In this case, if your animal shows signs of disease, diagnostics will first focus on what disease challenges you have faced in the past.
- [Elizabeth] But if you take animals to shows or fairs, your vet will likely need to cast a broader net to figure out what is wrong.
- As part of your VCPR, your vet may recommend that you undertake certain biosecurity activities to prevent or control diseases on the farm.
This not only benefits you and your animals, it helps protect your neighbors' animals as well.
Be sure to take advantage of this aspect of your VCPR and work with your vet to improve your biosecurity program.
- Biosecurity activities encompass three layers of protection, which your vet will help you understand and implement.
The three layers are physical protections, chemical protections, and finally, logical protections.
These three layers work together to create as many barriers as possible between your livestock and pathogens.

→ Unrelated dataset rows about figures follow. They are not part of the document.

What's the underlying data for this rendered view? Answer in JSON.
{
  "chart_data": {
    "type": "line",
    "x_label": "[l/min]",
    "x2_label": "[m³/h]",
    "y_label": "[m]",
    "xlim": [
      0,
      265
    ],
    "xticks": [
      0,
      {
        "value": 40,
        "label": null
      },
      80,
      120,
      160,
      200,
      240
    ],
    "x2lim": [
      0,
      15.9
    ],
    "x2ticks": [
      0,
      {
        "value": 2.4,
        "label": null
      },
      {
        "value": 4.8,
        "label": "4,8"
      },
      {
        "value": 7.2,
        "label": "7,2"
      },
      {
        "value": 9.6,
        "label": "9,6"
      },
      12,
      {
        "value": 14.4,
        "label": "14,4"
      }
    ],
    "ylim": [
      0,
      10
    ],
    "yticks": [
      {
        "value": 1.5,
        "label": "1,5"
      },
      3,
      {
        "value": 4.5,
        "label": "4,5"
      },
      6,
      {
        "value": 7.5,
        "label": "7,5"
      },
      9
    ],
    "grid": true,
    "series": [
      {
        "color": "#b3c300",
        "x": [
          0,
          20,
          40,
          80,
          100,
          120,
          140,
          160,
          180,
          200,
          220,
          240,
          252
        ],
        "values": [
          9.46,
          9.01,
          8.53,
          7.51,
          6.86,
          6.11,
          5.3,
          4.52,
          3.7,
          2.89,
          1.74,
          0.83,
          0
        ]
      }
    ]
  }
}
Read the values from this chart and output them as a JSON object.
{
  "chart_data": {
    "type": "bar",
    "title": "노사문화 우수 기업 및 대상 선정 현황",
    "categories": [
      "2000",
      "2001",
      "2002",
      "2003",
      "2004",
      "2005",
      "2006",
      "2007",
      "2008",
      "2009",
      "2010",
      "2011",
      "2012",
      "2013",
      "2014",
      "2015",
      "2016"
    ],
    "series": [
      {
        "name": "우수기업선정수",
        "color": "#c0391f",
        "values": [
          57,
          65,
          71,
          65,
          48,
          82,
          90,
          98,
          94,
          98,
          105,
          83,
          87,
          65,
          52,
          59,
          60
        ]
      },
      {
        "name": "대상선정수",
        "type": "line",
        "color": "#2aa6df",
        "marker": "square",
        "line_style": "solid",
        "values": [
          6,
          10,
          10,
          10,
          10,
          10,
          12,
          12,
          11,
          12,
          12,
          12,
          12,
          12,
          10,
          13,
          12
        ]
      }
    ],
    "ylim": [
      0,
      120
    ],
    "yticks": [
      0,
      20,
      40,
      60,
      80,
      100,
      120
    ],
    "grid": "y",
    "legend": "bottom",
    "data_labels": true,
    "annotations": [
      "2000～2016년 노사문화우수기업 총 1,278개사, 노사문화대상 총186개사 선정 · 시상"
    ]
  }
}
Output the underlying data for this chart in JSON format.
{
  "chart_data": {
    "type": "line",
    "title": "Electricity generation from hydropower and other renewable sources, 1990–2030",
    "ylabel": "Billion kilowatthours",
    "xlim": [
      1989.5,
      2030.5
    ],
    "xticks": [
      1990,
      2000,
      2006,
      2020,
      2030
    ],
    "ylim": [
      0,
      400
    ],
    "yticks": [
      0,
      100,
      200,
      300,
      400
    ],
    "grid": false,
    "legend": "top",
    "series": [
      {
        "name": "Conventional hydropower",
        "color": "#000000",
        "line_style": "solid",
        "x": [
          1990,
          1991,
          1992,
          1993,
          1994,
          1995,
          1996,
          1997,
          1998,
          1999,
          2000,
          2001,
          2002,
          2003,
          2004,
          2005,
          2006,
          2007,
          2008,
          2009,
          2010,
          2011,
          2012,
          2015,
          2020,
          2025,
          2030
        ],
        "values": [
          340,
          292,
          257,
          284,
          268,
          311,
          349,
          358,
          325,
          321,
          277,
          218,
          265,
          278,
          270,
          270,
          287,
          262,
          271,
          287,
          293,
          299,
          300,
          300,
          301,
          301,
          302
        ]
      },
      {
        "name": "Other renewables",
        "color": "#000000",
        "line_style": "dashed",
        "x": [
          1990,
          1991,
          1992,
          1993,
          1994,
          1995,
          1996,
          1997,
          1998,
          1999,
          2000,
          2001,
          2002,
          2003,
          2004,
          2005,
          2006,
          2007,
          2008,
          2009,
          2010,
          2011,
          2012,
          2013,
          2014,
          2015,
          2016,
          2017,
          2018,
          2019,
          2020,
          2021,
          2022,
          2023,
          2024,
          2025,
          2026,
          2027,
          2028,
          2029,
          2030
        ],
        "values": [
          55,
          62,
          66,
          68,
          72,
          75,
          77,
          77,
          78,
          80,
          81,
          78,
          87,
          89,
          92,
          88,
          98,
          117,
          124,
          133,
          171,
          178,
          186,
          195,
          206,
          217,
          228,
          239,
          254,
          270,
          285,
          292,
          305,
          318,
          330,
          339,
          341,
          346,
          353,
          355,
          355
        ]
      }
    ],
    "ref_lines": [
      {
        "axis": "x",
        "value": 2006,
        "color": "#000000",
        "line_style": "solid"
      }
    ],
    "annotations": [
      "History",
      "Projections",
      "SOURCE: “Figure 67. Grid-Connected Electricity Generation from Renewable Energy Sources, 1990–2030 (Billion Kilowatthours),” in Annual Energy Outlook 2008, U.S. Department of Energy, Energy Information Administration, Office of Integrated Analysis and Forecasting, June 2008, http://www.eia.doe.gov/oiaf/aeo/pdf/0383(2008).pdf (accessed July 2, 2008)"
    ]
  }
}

Through the VCPR, your vet may encourage you to implement actions from each of the three layers to protect your herd and other herds from diseases.
So there you have it, having a formal working relationship with your vet, known as a veterinary client patient relationship, helps you to know that you're doing everything you can to keep your animals healthy.
- Your VCPR helps you get access to medical care when your animals need it.
It helps develop programs to detect disease early.
And through preventative care and biosecurity, a VCPR helps prevent illness.
All of these contribute to our ultimate goal of ensuring the continued health of your animals.